Every three years the Library of Congress’ Copyright Office reviews a 1998 law which is designed to prevent content from being copied, or used in ways by users that the licensees would not approve of. In other words laws that protect record companies from us, the evil users!
One of the ideas behind the review, however, is to allow the government to pass exemptions to this law which relax it in areas where it may actually infringe on people’s freedom. In effect to adapt it to take into account changes in technology and our culture as time goes on.
Today one of those exemptions was passed, and it clears the way for people to “jailbreak” their iPhone, and install any software they wish on them. I am forced to wonder what the excitement about this all is because everyone who wants to do this, does anyway.. already! But I presume heads wiser than mine are aware of the implications this all has for our freedom in the future.

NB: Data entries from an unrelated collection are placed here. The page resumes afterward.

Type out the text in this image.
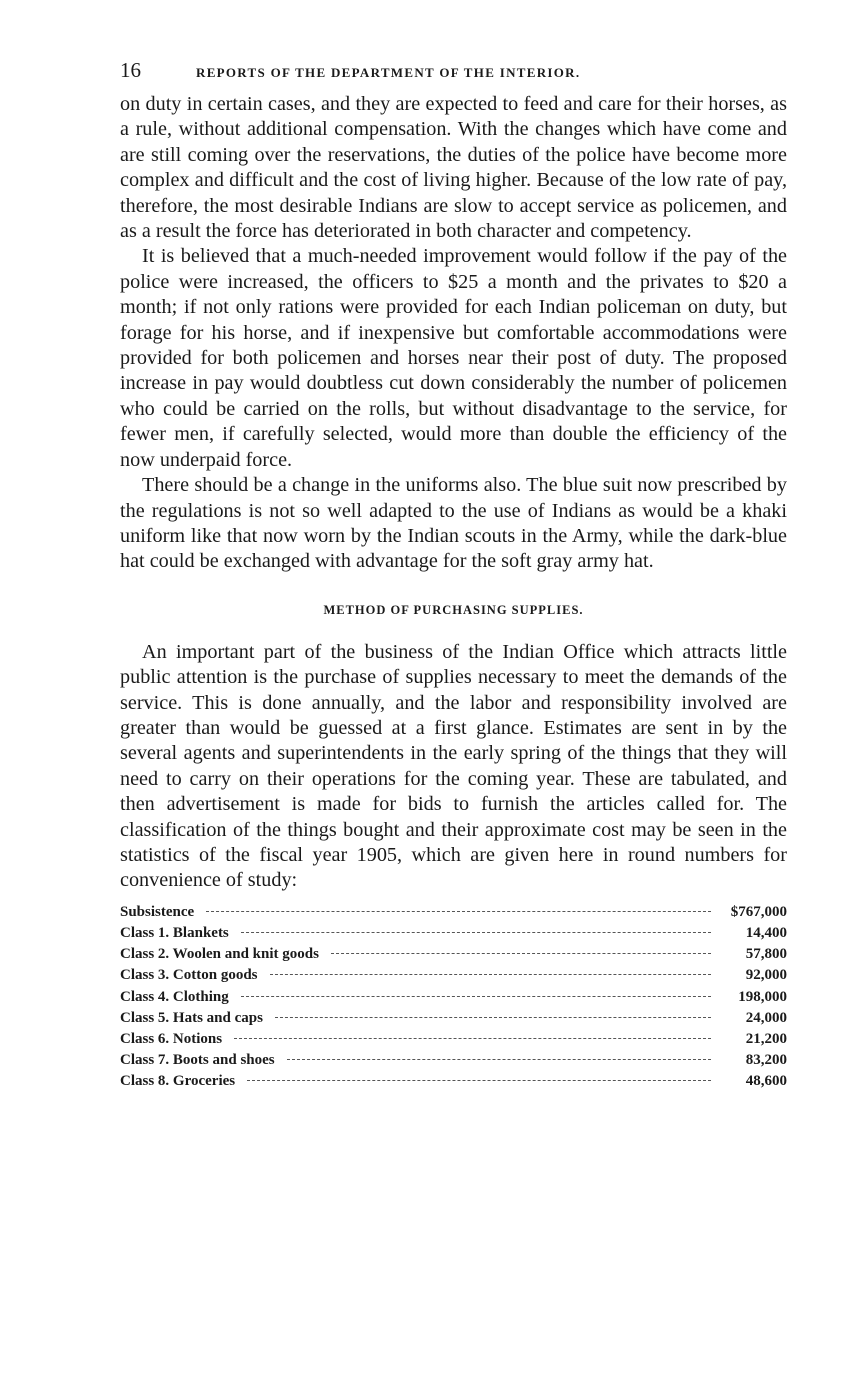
16	REPORTS OF THE DEPARTMENT OF THE INTERIOR.

on duty in certain cases, and they are expected to feed and care for their horses, as a rule, without additional compensation. With the changes which have come and are still coming over the reservations, the duties of the police have become more complex and difficult and the cost of living higher. Because of the low rate of pay, therefore, the most desirable Indians are slow to accept service as policemen, and as a result the force has deteriorated in both character and competency.

It is believed that a much-needed improvement would follow if the pay of the police were increased, the officers to $25 a month and the privates to $20 a month; if not only rations were provided for each Indian policeman on duty, but forage for his horse, and if inexpensive but comfortable accommodations were provided for both policemen and horses near their post of duty. The proposed increase in pay would doubtless cut down considerably the number of policemen who could be carried on the rolls, but without disadvantage to the service, for fewer men, if carefully selected, would more than double the efficiency of the now underpaid force.

There should be a change in the uniforms also. The blue suit now prescribed by the regulations is not so well adapted to the use of Indians as would be a khaki uniform like that now worn by the Indian scouts in the Army, while the dark-blue hat could be exchanged with advantage for the soft gray army hat.

METHOD OF PURCHASING SUPPLIES.

An important part of the business of the Indian Office which attracts little public attention is the purchase of supplies necessary to meet the demands of the service. This is done annually, and the labor and responsibility involved are greater than would be guessed at a first glance. Estimates are sent in by the several agents and superintendents in the early spring of the things that they will need to carry on their operations for the coming year. These are tabulated, and then advertisement is made for bids to furnish the articles called for. The classification of the things bought and their approximate cost may be seen in the statistics of the fiscal year 1905, which are given here in round numbers for convenience of study:

Subsistence	$767,000
Class 1. Blankets	14,400
Class 2. Woolen and knit goods	57,800
Class 3. Cotton goods	92,000
Class 4. Clothing	198,000
Class 5. Hats and caps	24,000
Class 6. Notions	21,200
Class 7. Boots and shoes	83,200
Class 8. Groceries	48,600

In any case you can rest easy now if you were expecting Black Hawk helicopters to descend from the sky anytime you used your jail-broken iPhone.
Other exemptions that were passed are as follows..
- allow owners of used cell phones to break access controls on their phones in order to switch wireless carriers.
- allow people to break technical protections on video games to investigate or correct security flaws.
- allow college professors, film students and documentary filmmakers to break copy-protection measures on DVDs so they can embed clips for educational purposes, criticism, commentary and noncommercial videos.
- allow computer owners to bypass the need for external security devices called dongles if the dongle no longer works and cannot be replaced.
Does “jailbreaking” now not being “illegal” make you more likely to do it? Or does this law have no meaning for you?